Everywhere. Any time you translate anything into something that isn't numbers, that's more or less what you're proposing. Most games have some of this, though it shines through in different places and using different methods.
In terms of the whole system, I'm pretty sure some of the RotMG and related megathreads have attempted to use that or something like it at times. They're kind of a... unique case anyway, though, and navigating them is pretty much impossible. Probably even for their natives.
I forget which one, but at least one of lawas' games tried to track bleeding and such but didn't actually assign penalties to it, which resulted in players tending to never actually get anything fixed because it didn't matter.

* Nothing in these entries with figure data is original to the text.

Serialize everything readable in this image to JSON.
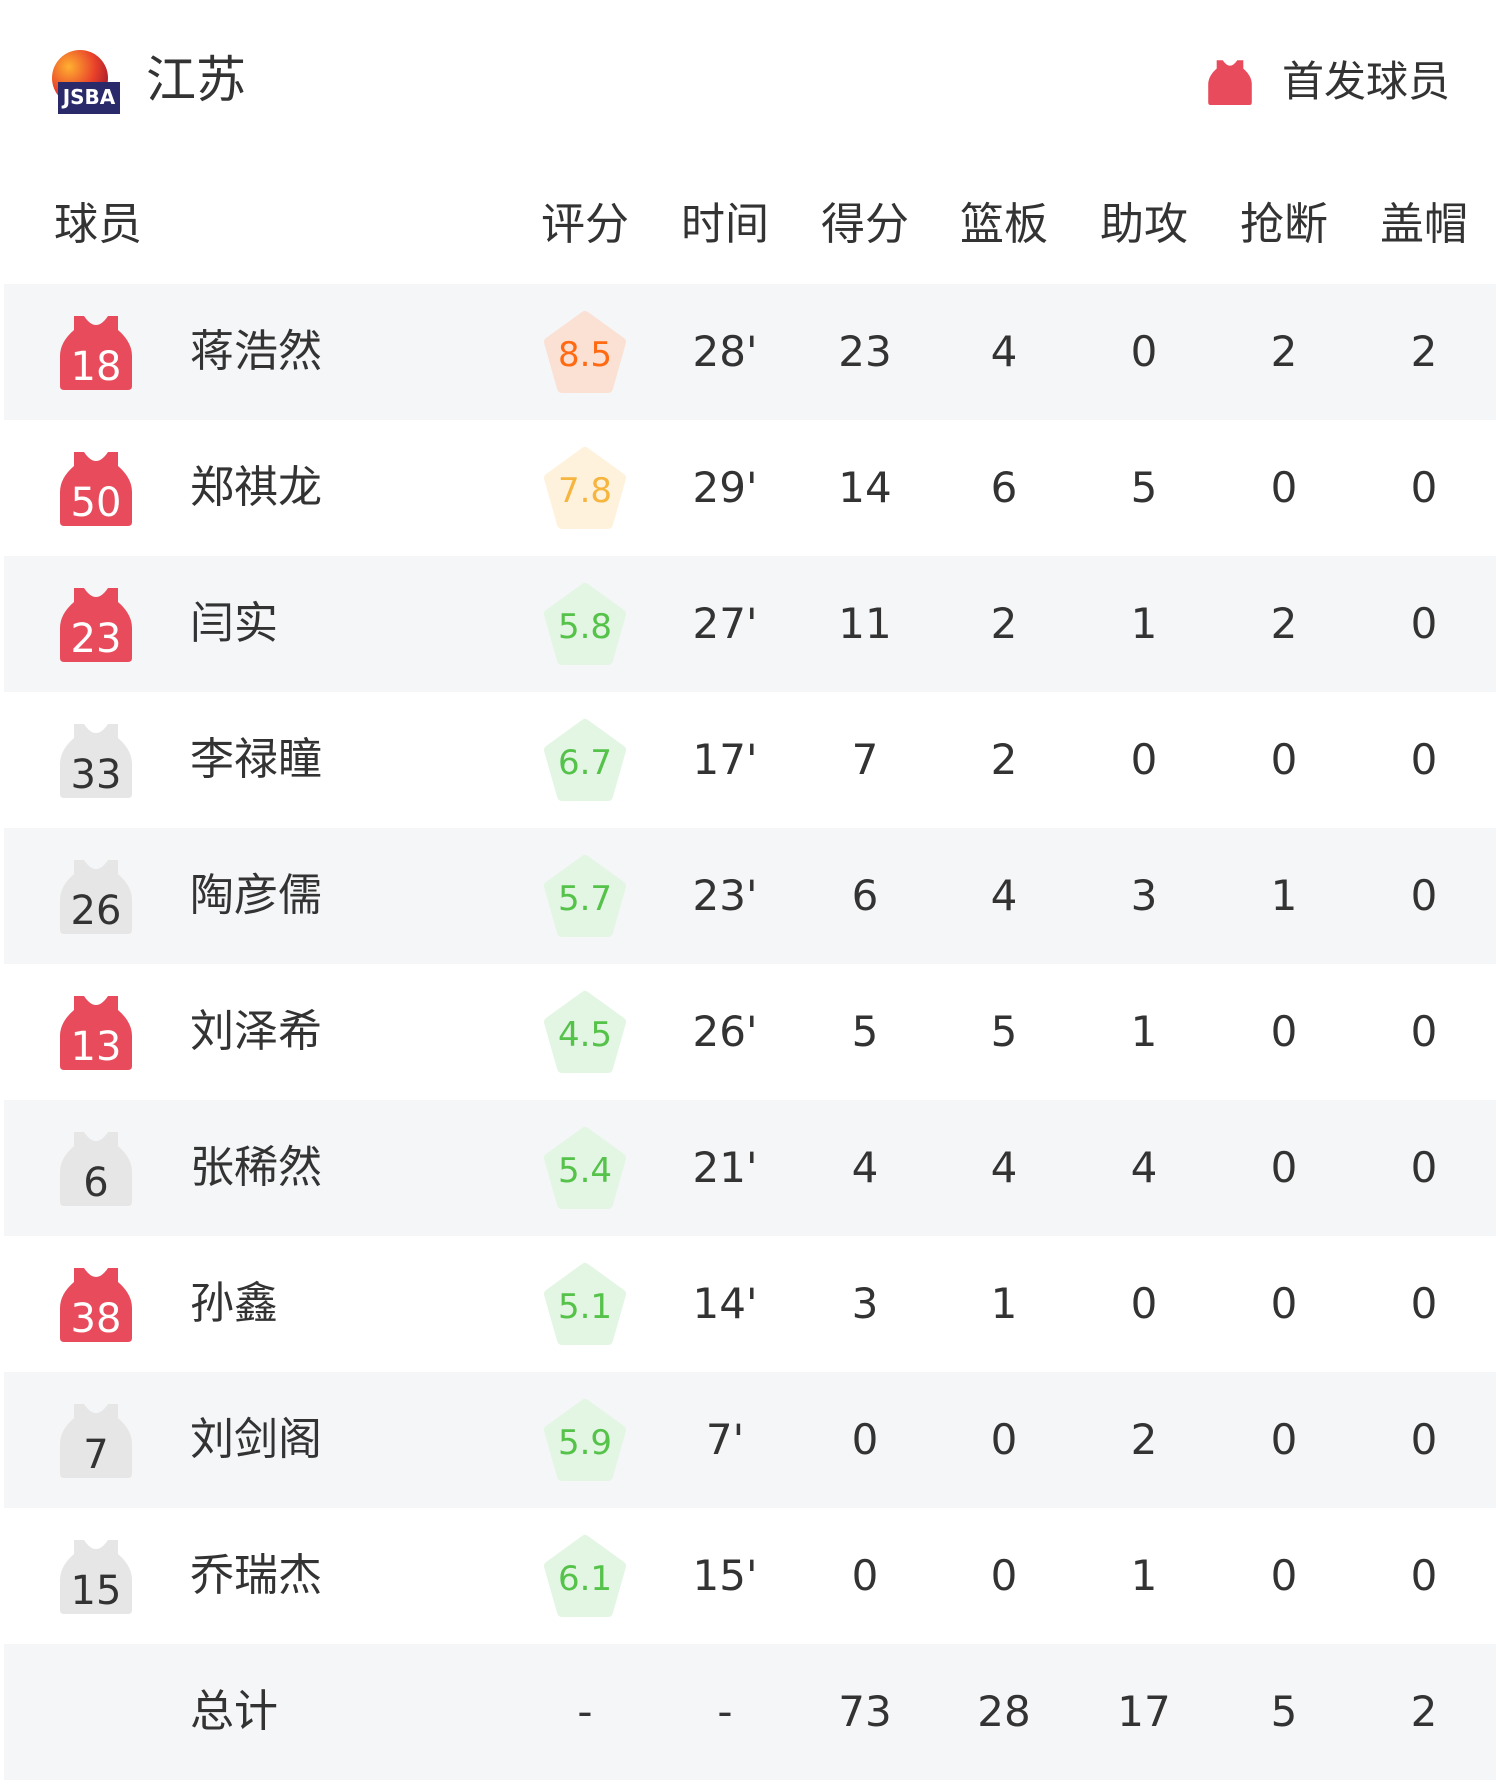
{
  "header": {
    "team_name": "江苏",
    "logo_text": "JSBA",
    "legend_label": "首发球员",
    "starter_color": "#e84c5c",
    "bench_color": "#e6e6e6"
  },
  "columns": [
    "球员",
    "评分",
    "时间",
    "得分",
    "篮板",
    "助攻",
    "抢断",
    "盖帽"
  ],
  "players": [
    {
      "number": "18",
      "name": "蒋浩然",
      "starter": true,
      "rating": "8.5",
      "tier": "high",
      "time": "28'",
      "pts": "23",
      "reb": "4",
      "ast": "0",
      "stl": "2",
      "blk": "2"
    },
    {
      "number": "50",
      "name": "郑祺龙",
      "starter": true,
      "rating": "7.8",
      "tier": "mid",
      "time": "29'",
      "pts": "14",
      "reb": "6",
      "ast": "5",
      "stl": "0",
      "blk": "0"
    },
    {
      "number": "23",
      "name": "闫实",
      "starter": true,
      "rating": "5.8",
      "tier": "low",
      "time": "27'",
      "pts": "11",
      "reb": "2",
      "ast": "1",
      "stl": "2",
      "blk": "0"
    },
    {
      "number": "33",
      "name": "李禄瞳",
      "starter": false,
      "rating": "6.7",
      "tier": "low",
      "time": "17'",
      "pts": "7",
      "reb": "2",
      "ast": "0",
      "stl": "0",
      "blk": "0"
    },
    {
      "number": "26",
      "name": "陶彦儒",
      "starter": false,
      "rating": "5.7",
      "tier": "low",
      "time": "23'",
      "pts": "6",
      "reb": "4",
      "ast": "3",
      "stl": "1",
      "blk": "0"
    },
    {
      "number": "13",
      "name": "刘泽希",
      "starter": true,
      "rating": "4.5",
      "tier": "low",
      "time": "26'",
      "pts": "5",
      "reb": "5",
      "ast": "1",
      "stl": "0",
      "blk": "0"
    },
    {
      "number": "6",
      "name": "张稀然",
      "starter": false,
      "rating": "5.4",
      "tier": "low",
      "time": "21'",
      "pts": "4",
      "reb": "4",
      "ast": "4",
      "stl": "0",
      "blk": "0"
    },
    {
      "number": "38",
      "name": "孙鑫",
      "starter": true,
      "rating": "5.1",
      "tier": "low",
      "time": "14'",
      "pts": "3",
      "reb": "1",
      "ast": "0",
      "stl": "0",
      "blk": "0"
    },
    {
      "number": "7",
      "name": "刘剑阁",
      "starter": false,
      "rating": "5.9",
      "tier": "low",
      "time": "7'",
      "pts": "0",
      "reb": "0",
      "ast": "2",
      "stl": "0",
      "blk": "0"
    },
    {
      "number": "15",
      "name": "乔瑞杰",
      "starter": false,
      "rating": "6.1",
      "tier": "low",
      "time": "15'",
      "pts": "0",
      "reb": "0",
      "ast": "1",
      "stl": "0",
      "blk": "0"
    }
  ],
  "totals": {
    "label": "总计",
    "rating": "-",
    "time": "-",
    "pts": "73",
    "reb": "28",
    "ast": "17",
    "stl": "5",
    "blk": "2"
  },
  "rating_colors": {
    "high": {
      "text": "#ff6a13",
      "bg": "#fbe0d4"
    },
    "mid": {
      "text": "#f5b53f",
      "bg": "#fff2dc"
    },
    "low": {
      "text": "#55c24a",
      "bg": "#e3f5e3"
    }
  }
}
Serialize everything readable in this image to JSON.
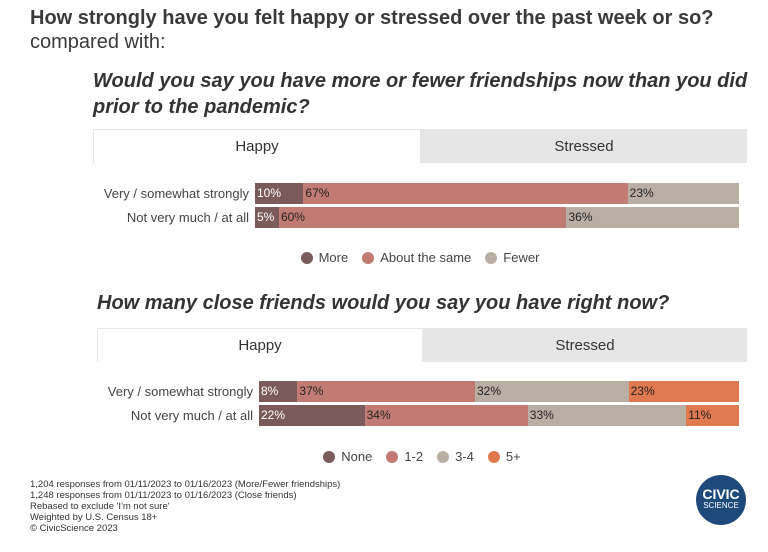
{
  "title_bold": "How strongly have you felt happy or stressed over the past week or so?",
  "title_rest": " compared with:",
  "colors": {
    "more": "#7a5b59",
    "same": "#c27b73",
    "fewer": "#b9aea4",
    "none": "#7a5b59",
    "one_two": "#c27b73",
    "three_four": "#b9aea4",
    "five_plus": "#e07a4e"
  },
  "chart_data": [
    {
      "type": "bar",
      "stacked": true,
      "orientation": "horizontal",
      "title": "Would you say you have more or fewer friendships now than you did prior to the pandemic?",
      "tabs": [
        "Happy",
        "Stressed"
      ],
      "active_tab": "Happy",
      "categories": [
        "Very / somewhat strongly",
        "Not very much / at all"
      ],
      "series": [
        {
          "name": "More",
          "values": [
            10,
            5
          ],
          "color": "#7a5b59",
          "label_color": "#fff"
        },
        {
          "name": "About the same",
          "values": [
            67,
            60
          ],
          "color": "#c27b73",
          "label_color": "#222"
        },
        {
          "name": "Fewer",
          "values": [
            23,
            36
          ],
          "color": "#b9aea4",
          "label_color": "#222"
        }
      ],
      "legend": "bottom",
      "unit": "%"
    },
    {
      "type": "bar",
      "stacked": true,
      "orientation": "horizontal",
      "title": "How many close friends would you say you have right now?",
      "tabs": [
        "Happy",
        "Stressed"
      ],
      "active_tab": "Happy",
      "categories": [
        "Very / somewhat strongly",
        "Not very much / at all"
      ],
      "series": [
        {
          "name": "None",
          "values": [
            8,
            22
          ],
          "color": "#7a5b59",
          "label_color": "#fff"
        },
        {
          "name": "1-2",
          "values": [
            37,
            34
          ],
          "color": "#c27b73",
          "label_color": "#222"
        },
        {
          "name": "3-4",
          "values": [
            32,
            33
          ],
          "color": "#b9aea4",
          "label_color": "#222"
        },
        {
          "name": "5+",
          "values": [
            23,
            11
          ],
          "color": "#e07a4e",
          "label_color": "#222"
        }
      ],
      "legend": "bottom",
      "unit": "%"
    }
  ],
  "notes": [
    "1,204 responses from 01/11/2023 to 01/16/2023 (More/Fewer friendships)",
    "1,248 responses from 01/11/2023 to 01/16/2023 (Close friends)",
    "Rebased to exclude 'I'm not sure'",
    "Weighted by U.S. Census 18+",
    "© CivicScience 2023"
  ],
  "logo": {
    "line1": "CIVIC",
    "line2": "SCIENCE"
  }
}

Getting wounded in the first place, as I recall, functioned on a similarly semi-arbitrary method.
ER tries to use realism for a lot of stuff, which is one reason it's undergone a few reworks and, at least previously, tended to gravitate towards "if you don't roll a [1] on Endurance you survive enough to be revivable." The current system is more formalized than what you're proposing, but still uses a die for randomness, described brackets for skill/attribute modifiers, and GM interpretation for making stuff happen, as there are no HP or numerical damage values or the like.
On that note, Perplexicon games tend to do this as well, though on a lesser scale because most actions are a given set of magical words manifesting through a given set of rolls.
The system is hidden so I don't actually know precisely how it works, but most of Weirdsound's non-Silly Rougelike games use dice to determine outcomes, but have such a heavy focus on politics and the like that there is by necessity a huge amount of interpretation going on. Redleaf Epic is still running in theory, though currently in a lull.